A Practical Recipe for Training Computer-Use Agents with RL

A Practical Recipe for Training Computer-Use Agents with RL

Amazon Science
Amazon ScienceApr 16, 2026

Why It Matters

Effective CUAs can automate complex web workflows, unlocking productivity gains and new AI‑driven services across enterprises. Mastering the full stack—from data to infra—ensures these agents are reliable, safe, and scalable.

Key Takeaways

  • Realistic web gyms with verifiers are essential for transferable skills
  • Mixing reasoning data improves agent planning and error recovery
  • Curriculum sampling focuses RL budget on medium‑difficulty tasks
  • Infrastructure stability reduces rollout bottlenecks and training drift
  • Stable algorithms and partial credit boost sample efficiency

Pulse Analysis

The push to turn large language models into autonomous web agents has shifted from pure model scaling to end‑to‑end system engineering. Building high‑fidelity web gyms that mimic real‑world DOM structures, JavaScript behavior, and UI variability is the first hurdle; without realistic environments, agents quickly overfit or act unpredictably when deployed. Verifiers that accurately reward task completion are equally critical, as noisy signals can misguide reinforcement learning and waste compute. This data‑centric foundation mirrors trends in robotics, where simulated environments now rival physical labs for safe, rapid iteration.

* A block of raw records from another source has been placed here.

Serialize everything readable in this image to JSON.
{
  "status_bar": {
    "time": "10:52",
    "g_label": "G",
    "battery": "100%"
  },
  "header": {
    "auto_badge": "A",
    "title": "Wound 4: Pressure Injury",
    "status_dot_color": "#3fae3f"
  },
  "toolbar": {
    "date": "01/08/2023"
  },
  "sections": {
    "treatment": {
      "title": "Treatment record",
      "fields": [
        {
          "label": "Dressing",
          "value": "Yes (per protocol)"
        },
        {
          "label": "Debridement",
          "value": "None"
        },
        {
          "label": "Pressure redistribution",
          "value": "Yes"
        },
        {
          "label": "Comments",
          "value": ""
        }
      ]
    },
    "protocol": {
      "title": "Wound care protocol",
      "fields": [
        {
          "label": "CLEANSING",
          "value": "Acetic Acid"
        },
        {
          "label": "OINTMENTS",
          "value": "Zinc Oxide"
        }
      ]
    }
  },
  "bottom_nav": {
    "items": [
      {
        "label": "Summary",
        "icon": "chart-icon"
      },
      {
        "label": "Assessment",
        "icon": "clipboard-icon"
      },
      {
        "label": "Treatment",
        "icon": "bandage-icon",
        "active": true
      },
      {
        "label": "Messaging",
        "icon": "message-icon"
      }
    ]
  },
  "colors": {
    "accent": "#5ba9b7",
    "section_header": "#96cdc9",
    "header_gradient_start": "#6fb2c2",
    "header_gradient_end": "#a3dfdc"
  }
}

Reasoning capability distinguishes a competent agent from a brittle script. By pre‑training on math and coding reasoning tasks, models inherit planning, hypothesis testing, and self‑monitoring skills that transfer to web navigation. Empirical results from Amazon’s internal benchmarks show measurable gains when reasoning data is mixed with agentic examples, especially for hierarchical menus and multi‑step transactions. Maintaining this reasoning edge requires continual exposure to diverse problem‑solving data, preventing the model from collapsing into narrow, over‑specialized policies during RL fine‑tuning.

Finally, the infrastructure layer determines whether research scales to production. Rollout generation, often the bottleneck, benefits from asynchronous pipelines, tail‑aware batching, and consistent numeric precision to avoid train‑inference drift. Curriculum‑driven task sampling keeps the RL budget focused on tasks with a 30‑70% success window, maximizing gradient signal while avoiding waste on trivial or impossible challenges. Together, these layers form a reproducible engine that can turn raw GPU hours into robust, general‑purpose computer‑use agents, positioning firms to automate complex web workflows at enterprise scale.